The signal diagram for the myotatic reflex present in the flexor muscle and reciprocal inhibition reflex present in the extensor muscle is given in Figure 18 and follows the paths I1-O1-I5-O5 and I1-O1-I9-O9-I6-O6.

The signal diagram for the myotatic reflex present in the extensor muscle and reciprocal inhibition reflex present in the flexor muscle is given in Figure 19 and follows the paths I4-O4-I6-O6 and I4-O4-I7-O7-I5-O5.

The autogenic inhibition reflex and the reciprocal excitation is illustrated only for the flexor muscle as agonist and the extensor muscle as antagonist. It is given in the signal diagram shown in Figure 20 and follows the paths I2-O2-I7-O7-I5-O5 and I2-O2-I10-O10-I6-O6.

The flexion reflex together with the reciprocal inhibition for the flexion reflex is illustrated only for the flexor muscle as agonist and the extensor muscle as antagonist. The crossed extension reflex was not illustrated due to the lack of space. It is given in the signal diagram of Figure 21 and follows the paths I3-O3-I8-O8-I5-O5 and I3-O3-I9-O9-I6-O6.

To illustrate the signals from the MC and BS and their effect on the motor neuron outputs when there is no condition for a spinal reflex, we provide the signal diagram shown in Figure 22.

4. Discussion

The schemes present some models for the spinal reflexes. With a few changes, such as removing the local supply and pulses sources, we have defined blocks in order to simplify our work. By using real electronic circuits, the source voltages were those deemed necessary to supply these circuits.

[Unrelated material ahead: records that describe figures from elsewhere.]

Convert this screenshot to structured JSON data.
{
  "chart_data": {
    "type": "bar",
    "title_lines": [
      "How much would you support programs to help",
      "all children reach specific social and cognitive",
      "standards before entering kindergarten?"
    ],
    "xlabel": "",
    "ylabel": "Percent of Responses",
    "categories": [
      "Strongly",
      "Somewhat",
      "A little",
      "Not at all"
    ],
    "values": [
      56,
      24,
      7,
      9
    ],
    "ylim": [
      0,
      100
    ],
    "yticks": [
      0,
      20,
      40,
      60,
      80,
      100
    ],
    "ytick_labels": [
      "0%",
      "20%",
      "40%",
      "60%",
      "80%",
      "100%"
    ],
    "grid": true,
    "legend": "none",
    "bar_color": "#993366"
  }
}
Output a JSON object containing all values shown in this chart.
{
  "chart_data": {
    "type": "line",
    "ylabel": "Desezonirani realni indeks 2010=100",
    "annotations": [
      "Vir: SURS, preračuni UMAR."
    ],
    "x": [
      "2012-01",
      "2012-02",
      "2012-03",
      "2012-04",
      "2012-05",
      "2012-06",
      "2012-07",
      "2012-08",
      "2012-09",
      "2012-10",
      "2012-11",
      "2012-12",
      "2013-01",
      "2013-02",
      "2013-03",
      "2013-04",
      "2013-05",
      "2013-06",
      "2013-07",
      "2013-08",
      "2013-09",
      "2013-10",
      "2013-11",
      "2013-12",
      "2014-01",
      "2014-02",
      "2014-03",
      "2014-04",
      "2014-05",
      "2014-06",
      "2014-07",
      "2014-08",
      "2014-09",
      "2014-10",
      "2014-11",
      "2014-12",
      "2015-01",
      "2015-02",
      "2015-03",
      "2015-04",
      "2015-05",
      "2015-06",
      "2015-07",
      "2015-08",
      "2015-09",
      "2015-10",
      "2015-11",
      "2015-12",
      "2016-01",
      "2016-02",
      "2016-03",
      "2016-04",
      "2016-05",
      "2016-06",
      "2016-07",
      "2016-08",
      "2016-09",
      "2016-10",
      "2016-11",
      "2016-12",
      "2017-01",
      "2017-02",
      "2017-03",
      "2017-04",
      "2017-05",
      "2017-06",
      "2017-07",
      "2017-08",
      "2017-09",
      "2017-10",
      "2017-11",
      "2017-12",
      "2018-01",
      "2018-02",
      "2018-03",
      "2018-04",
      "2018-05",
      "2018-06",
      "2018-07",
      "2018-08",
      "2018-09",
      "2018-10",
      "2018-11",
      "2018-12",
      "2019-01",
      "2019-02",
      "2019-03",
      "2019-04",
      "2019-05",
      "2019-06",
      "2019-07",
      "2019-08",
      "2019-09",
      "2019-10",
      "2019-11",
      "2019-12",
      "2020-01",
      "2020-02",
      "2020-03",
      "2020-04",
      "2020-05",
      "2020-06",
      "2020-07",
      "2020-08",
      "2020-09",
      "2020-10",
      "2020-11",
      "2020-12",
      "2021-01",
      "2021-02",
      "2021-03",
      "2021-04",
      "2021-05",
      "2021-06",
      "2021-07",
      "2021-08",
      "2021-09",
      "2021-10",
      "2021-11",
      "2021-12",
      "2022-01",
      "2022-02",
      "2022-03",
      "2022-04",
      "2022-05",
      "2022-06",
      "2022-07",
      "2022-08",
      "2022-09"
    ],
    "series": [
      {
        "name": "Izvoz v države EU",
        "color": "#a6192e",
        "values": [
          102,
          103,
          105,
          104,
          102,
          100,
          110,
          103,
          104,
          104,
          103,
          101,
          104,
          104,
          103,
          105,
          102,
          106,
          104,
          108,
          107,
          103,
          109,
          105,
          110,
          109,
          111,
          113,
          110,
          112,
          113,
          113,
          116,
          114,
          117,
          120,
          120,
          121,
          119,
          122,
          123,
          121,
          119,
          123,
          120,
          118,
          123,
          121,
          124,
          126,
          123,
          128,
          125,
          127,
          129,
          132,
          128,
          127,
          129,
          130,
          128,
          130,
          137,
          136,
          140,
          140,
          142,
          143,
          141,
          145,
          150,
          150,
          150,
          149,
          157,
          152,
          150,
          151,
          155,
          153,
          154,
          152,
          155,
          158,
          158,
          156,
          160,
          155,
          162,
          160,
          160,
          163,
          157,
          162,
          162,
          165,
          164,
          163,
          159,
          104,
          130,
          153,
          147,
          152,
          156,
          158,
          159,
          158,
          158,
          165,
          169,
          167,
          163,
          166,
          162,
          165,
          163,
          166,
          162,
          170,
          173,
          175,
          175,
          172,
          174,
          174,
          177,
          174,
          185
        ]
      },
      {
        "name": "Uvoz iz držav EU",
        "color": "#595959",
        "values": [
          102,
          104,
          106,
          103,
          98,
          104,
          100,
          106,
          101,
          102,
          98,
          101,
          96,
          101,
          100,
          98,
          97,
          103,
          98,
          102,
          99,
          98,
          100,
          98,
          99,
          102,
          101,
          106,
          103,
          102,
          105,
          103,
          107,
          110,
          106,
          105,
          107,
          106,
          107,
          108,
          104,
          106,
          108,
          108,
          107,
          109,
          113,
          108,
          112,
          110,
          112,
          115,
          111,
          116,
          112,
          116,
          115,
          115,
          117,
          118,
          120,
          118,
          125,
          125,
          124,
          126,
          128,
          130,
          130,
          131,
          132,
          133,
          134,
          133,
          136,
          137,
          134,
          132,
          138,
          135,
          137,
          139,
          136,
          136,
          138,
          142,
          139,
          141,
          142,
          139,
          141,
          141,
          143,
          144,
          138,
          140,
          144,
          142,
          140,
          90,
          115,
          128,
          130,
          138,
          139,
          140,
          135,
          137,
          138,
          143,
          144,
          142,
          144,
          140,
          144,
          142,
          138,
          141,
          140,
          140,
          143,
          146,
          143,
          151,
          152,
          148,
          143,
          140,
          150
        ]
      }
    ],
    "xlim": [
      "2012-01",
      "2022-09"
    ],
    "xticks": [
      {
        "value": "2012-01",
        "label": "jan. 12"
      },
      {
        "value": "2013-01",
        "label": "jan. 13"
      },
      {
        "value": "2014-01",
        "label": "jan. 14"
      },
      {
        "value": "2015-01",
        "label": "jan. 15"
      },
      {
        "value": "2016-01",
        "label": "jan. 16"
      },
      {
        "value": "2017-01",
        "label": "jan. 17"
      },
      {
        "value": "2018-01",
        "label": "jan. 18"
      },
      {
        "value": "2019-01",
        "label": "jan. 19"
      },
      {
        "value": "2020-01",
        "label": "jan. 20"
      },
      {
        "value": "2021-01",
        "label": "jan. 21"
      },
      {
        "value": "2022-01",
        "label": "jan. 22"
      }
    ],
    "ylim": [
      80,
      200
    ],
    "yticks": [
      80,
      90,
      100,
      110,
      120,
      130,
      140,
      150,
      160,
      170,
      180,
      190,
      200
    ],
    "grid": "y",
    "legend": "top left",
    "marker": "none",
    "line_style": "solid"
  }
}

The knowledge from references [5,6,7,8,9,10,11,12,13,14,15,16,17,18,19,20] with their applications helped us to gain experience with the simulation environment. The knowledge from [21,22,23,24,25,26,27,28,29,30,31,32,33,34] made us aware of the neuroscience domain. Recent research [32,33,34] published in IEEE journals shows us that software simulations and system modeling are not only useful but a regular procedure in medical practice and rehabilitation. Other publications were consulted as well, but they are not mentioned in the references.

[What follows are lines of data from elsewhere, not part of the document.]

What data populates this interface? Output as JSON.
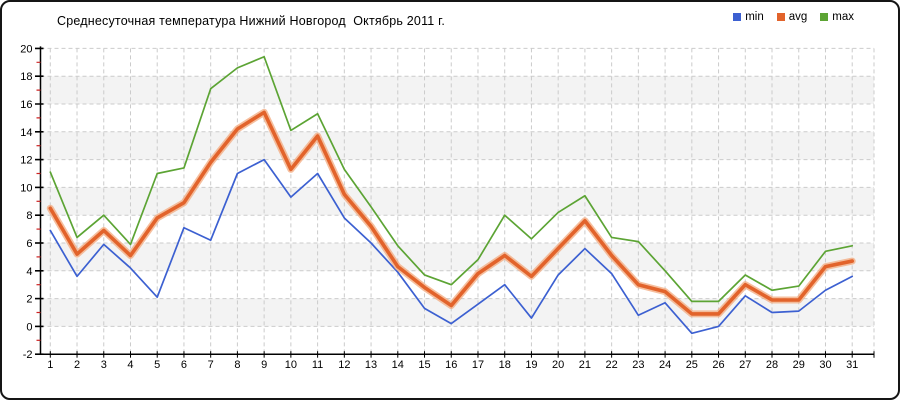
{
  "window": {
    "background": "#ffffff",
    "border_color": "#151515"
  },
  "chart_data": {
    "type": "line",
    "title": "Среднесуточная температура Нижний Новгород  Октябрь 2011 г.",
    "xlabel": "",
    "ylabel": "",
    "x_unit": "day of month (October 2011)",
    "y_unit": "°C",
    "categories": [
      1,
      2,
      3,
      4,
      5,
      6,
      7,
      8,
      9,
      10,
      11,
      12,
      13,
      14,
      15,
      16,
      17,
      18,
      19,
      20,
      21,
      22,
      23,
      24,
      25,
      26,
      27,
      28,
      29,
      30,
      31
    ],
    "series": [
      {
        "name": "min",
        "color": "#3c60d1",
        "width": 1.7,
        "values": [
          6.9,
          3.6,
          5.9,
          4.2,
          2.1,
          7.1,
          6.2,
          11.0,
          12.0,
          9.3,
          11.0,
          7.8,
          6.0,
          3.9,
          1.3,
          0.2,
          1.6,
          3.0,
          0.6,
          3.7,
          5.6,
          3.8,
          0.8,
          1.7,
          -0.5,
          0.0,
          2.2,
          1.0,
          1.1,
          2.6,
          3.6
        ]
      },
      {
        "name": "avg",
        "color": "#e2632b",
        "halo_color": "#f3a97e",
        "width": 3.6,
        "values": [
          8.5,
          5.2,
          6.9,
          5.1,
          7.8,
          8.9,
          11.8,
          14.2,
          15.4,
          11.3,
          13.7,
          9.5,
          7.2,
          4.3,
          2.8,
          1.5,
          3.8,
          5.1,
          3.6,
          5.6,
          7.6,
          5.1,
          3.0,
          2.5,
          0.9,
          0.9,
          3.0,
          1.9,
          1.9,
          4.3,
          4.7
        ]
      },
      {
        "name": "max",
        "color": "#5ca434",
        "width": 1.7,
        "values": [
          11.1,
          6.4,
          8.0,
          5.9,
          11.0,
          11.4,
          17.1,
          18.6,
          19.4,
          14.1,
          15.3,
          11.3,
          8.6,
          5.8,
          3.7,
          3.0,
          4.8,
          8.0,
          6.3,
          8.2,
          9.4,
          6.4,
          6.1,
          4.0,
          1.8,
          1.8,
          3.7,
          2.6,
          2.9,
          5.4,
          5.8
        ]
      }
    ],
    "ylim": [
      -2,
      20
    ],
    "ytick_step": 2,
    "grid": true,
    "grid_color": "#cbcbcb",
    "band_color": "#f3f3f3",
    "axis_color": "#000000",
    "minor_tick_color": "#cc2222",
    "legend_position": "top-right"
  }
}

There are a lot of papers, e.g., [35,36], that provide a very precise mathematical model of the spiking neuron. Our aim was the simulation of the spinal cord reflexes using an idealized model of the neuron spikes, and we used short rectangular pulses. Of course, the simulation environment would allow changing the pulse aspect, decreasing the ON time to zero, in order to exactly mimic the pulse aspect. Even the y-axis position, with respect to the pulses, could be resolved using a resistive divisor and a second power source. We considered that our simplifications would not dramatically change the electronic schemes and the simulation results.

5. Conclusions

Advancing, using the small steps theory, we succeeded in simulating the entire complexity of the spinal cord reflexes as recent neuroscience textbooks and papers present them. Starting from these schemes, in the future, we also intend to use biomimetic circuits to conduct our simulations.

By using the same technique, we would like to take the simulations further to the upper levels of the nervous system. Thus, we hope to be able to conduct simulations for all the control loops of the nervous system, mainly for the locomotion system as part of the somatic system. One of our aims is to understand the nervous system better and use this experience for treatments and rehabilitation.

As we take this study further, the schemes we present could also be improved and the diagrams modified. All the feedback received, even negative, would be welcome, and we would appreciate critical perspectives that will prove useful.